Ahmet Kekeç’i tanıdığımda yıl 1995’ti. Marmara İletişim’den mezun olmuş, bir yandan yüksek lisans yapıyor bir yandan yeni kurulan Kanal 7 ‘de yapımcı-yönetmen olarak çalışıyordum. Bütün ekip yüksek motivasyonla deliler gibi çalışıyorduk. Aidiyet duygumuz çok yüksekti.
Özel TV kanalları peş peşe açılmıştı. Yetişmiş eleman sayısı ihtiyaca yetmediğinden sektöre yeni giren gençler yüzmeyi doğrudan okyanusta öğreniyordu.

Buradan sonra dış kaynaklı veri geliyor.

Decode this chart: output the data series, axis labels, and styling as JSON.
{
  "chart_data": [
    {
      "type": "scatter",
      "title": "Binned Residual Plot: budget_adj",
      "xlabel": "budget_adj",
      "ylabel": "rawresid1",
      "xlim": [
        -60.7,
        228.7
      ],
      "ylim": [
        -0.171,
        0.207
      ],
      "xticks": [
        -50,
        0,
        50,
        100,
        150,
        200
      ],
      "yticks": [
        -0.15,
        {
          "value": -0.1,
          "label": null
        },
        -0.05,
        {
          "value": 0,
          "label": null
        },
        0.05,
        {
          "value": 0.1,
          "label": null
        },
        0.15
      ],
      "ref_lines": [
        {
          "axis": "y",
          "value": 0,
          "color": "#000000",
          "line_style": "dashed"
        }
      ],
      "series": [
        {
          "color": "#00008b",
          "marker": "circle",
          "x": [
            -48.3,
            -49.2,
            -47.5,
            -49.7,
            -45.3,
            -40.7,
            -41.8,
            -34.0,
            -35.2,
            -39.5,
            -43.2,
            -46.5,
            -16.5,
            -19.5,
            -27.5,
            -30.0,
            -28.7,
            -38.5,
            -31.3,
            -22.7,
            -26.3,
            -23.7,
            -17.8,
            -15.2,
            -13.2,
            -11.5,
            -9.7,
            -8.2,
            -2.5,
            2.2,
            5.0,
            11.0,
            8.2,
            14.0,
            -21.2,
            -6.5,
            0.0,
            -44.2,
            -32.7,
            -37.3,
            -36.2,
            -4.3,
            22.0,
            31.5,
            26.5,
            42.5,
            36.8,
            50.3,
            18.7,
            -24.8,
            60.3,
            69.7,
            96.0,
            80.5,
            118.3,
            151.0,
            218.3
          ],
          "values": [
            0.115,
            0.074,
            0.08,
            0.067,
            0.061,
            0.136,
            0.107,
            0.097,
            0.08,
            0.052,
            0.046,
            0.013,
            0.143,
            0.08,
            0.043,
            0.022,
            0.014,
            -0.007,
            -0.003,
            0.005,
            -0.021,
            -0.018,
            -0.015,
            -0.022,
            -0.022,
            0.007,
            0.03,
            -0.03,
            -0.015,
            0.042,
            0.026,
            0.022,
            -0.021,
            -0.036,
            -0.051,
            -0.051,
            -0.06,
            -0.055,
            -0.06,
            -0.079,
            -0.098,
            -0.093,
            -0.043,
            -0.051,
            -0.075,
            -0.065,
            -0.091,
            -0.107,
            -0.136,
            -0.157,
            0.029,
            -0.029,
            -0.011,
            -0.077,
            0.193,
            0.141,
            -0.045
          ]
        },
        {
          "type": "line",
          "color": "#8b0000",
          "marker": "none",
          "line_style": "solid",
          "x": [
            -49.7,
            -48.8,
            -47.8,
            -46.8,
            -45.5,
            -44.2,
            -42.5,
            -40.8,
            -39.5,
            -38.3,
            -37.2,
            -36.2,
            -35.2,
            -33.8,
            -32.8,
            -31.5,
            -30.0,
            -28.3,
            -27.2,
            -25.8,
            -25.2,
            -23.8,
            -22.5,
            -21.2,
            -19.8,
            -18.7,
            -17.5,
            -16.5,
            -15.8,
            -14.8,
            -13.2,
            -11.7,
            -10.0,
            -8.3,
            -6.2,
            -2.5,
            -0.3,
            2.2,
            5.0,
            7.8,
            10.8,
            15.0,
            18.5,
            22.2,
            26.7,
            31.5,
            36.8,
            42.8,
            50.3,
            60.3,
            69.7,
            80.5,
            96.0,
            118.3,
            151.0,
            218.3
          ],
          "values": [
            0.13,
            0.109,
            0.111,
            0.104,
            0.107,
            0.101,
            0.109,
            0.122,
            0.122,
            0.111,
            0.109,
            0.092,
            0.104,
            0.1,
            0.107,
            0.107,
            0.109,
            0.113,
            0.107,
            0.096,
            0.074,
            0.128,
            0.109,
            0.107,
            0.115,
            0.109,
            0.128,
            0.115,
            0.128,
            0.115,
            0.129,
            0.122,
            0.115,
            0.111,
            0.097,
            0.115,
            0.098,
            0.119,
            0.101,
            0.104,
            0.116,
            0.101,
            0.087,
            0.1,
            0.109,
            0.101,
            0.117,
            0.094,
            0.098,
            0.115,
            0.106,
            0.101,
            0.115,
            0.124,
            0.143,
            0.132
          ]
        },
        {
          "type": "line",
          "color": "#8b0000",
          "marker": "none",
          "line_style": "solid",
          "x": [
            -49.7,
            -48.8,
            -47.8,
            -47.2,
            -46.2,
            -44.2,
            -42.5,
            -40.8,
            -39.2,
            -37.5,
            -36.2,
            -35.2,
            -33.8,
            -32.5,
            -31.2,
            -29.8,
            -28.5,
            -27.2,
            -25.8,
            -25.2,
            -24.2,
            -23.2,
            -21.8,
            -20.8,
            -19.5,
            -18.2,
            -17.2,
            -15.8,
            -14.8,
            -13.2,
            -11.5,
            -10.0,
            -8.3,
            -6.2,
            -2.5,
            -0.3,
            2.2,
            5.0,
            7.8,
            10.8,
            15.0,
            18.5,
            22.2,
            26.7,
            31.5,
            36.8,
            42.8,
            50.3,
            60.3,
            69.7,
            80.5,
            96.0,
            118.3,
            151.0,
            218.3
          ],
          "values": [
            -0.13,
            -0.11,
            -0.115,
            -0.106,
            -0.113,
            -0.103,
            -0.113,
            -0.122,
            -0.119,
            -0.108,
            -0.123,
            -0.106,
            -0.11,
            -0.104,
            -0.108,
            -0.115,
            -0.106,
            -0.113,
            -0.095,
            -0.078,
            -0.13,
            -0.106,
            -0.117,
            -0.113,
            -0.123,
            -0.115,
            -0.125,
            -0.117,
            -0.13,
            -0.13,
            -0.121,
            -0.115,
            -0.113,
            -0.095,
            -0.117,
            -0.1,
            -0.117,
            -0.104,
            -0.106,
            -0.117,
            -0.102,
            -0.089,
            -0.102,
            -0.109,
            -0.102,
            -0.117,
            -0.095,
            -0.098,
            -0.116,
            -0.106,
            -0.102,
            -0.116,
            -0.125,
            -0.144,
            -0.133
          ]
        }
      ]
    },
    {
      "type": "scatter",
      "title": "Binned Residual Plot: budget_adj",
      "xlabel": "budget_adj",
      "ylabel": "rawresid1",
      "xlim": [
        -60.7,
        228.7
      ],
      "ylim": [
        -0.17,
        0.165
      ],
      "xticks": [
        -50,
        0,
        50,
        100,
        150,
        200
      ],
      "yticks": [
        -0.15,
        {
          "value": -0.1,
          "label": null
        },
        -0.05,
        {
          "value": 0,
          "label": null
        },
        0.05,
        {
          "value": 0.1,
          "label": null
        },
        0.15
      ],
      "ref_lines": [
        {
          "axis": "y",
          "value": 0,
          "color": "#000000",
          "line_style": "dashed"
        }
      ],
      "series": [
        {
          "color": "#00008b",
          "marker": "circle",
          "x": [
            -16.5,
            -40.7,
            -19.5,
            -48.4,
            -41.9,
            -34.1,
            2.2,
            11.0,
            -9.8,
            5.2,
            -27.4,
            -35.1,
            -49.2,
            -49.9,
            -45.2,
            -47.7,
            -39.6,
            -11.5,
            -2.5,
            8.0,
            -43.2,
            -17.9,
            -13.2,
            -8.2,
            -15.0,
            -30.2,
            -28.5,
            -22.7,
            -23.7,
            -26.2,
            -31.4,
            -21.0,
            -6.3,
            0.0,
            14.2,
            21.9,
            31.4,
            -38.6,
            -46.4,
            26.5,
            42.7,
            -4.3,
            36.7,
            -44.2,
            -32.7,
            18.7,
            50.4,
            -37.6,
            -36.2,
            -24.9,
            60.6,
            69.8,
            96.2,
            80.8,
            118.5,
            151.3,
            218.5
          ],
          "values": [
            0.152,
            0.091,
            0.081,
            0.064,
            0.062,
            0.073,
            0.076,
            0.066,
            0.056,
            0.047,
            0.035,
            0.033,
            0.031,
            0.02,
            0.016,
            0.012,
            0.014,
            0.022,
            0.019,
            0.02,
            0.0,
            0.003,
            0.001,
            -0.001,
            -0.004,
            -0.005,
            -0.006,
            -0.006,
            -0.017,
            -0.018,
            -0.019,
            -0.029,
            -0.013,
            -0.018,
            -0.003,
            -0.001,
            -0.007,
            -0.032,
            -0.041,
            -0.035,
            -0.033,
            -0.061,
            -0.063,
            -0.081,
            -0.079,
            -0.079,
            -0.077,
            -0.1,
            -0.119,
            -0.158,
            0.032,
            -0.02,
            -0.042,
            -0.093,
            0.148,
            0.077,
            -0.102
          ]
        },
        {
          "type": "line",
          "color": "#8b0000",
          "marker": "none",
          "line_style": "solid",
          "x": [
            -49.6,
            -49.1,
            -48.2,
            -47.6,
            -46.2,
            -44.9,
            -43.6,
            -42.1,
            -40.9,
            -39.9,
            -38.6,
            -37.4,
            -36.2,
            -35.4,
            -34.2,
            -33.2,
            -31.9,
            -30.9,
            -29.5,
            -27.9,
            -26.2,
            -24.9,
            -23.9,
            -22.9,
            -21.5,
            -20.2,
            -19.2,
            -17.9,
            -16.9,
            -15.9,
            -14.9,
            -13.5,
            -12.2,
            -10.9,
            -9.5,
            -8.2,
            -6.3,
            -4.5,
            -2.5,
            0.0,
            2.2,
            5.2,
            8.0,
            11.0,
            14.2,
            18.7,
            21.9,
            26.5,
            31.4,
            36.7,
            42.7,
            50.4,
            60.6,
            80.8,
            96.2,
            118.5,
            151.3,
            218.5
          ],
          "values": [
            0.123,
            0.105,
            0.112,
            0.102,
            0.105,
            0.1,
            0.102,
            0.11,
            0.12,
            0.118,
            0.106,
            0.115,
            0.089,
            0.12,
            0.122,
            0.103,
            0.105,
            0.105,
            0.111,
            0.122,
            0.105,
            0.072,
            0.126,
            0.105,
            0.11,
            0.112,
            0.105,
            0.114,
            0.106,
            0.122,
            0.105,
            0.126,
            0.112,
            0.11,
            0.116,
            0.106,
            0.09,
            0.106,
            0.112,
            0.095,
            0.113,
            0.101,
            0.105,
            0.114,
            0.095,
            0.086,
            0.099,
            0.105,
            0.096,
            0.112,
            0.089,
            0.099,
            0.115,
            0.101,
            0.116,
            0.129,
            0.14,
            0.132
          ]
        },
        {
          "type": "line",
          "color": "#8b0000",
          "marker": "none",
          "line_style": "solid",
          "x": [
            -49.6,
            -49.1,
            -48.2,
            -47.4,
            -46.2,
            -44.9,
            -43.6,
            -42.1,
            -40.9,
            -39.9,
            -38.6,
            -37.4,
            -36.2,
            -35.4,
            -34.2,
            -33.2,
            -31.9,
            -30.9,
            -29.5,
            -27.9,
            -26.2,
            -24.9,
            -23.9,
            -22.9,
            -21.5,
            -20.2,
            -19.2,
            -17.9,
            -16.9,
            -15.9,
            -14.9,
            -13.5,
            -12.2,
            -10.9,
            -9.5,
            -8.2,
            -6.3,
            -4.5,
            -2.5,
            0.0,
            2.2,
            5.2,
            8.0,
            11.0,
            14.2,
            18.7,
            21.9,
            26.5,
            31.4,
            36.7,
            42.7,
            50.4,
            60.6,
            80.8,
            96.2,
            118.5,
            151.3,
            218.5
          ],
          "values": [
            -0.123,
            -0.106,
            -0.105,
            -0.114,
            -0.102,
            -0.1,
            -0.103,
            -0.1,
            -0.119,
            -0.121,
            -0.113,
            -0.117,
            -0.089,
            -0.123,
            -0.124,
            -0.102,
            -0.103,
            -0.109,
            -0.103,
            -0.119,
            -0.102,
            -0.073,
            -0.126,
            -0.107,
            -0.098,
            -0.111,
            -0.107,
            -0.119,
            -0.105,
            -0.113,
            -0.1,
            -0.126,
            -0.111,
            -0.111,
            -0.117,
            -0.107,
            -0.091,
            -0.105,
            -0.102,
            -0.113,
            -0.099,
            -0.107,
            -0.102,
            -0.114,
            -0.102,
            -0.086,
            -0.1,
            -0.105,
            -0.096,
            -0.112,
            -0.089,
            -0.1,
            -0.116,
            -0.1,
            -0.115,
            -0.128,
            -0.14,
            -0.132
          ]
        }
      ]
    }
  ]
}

Kanal 7 gibi yayın politikası da izleyici hassasiyeti de diğerlerinden farklı ve alternatifsiz olan bir kanalda içerik üretecek kadrolar için zaman hayli zorluydu. 28 Şubat’ın ayak sesleri duyulmaktaydı.
Böyle bir dönemde yöneticilerimiz “günün yorumu”nu çekmemi istedi benden. Verdikleri listede Ahmet Taşgetiren, Afet Ilgaz ve Hasan Hüseyin Ceylan’dan başka Ahmet Kekeç de vardı. Akit gazetesinde köşe yazıyordu Ahmet abi ve Kanal 7’de yaptığı yorumlarla izleyiciden büyük takdir görüyordu.
İhtiyaç duyduğumuz bir sesti onunki. Müdanasız, gür ve alaycıydı. Mızmızlanmıyordu. Lafı dolandırmıyordu. Sessiz yığınlara yönelik baskılara, hak ihlallerine, demokrasi ihlallerine haklı oluşun tüm heybetiyle karşı çıkıyordu.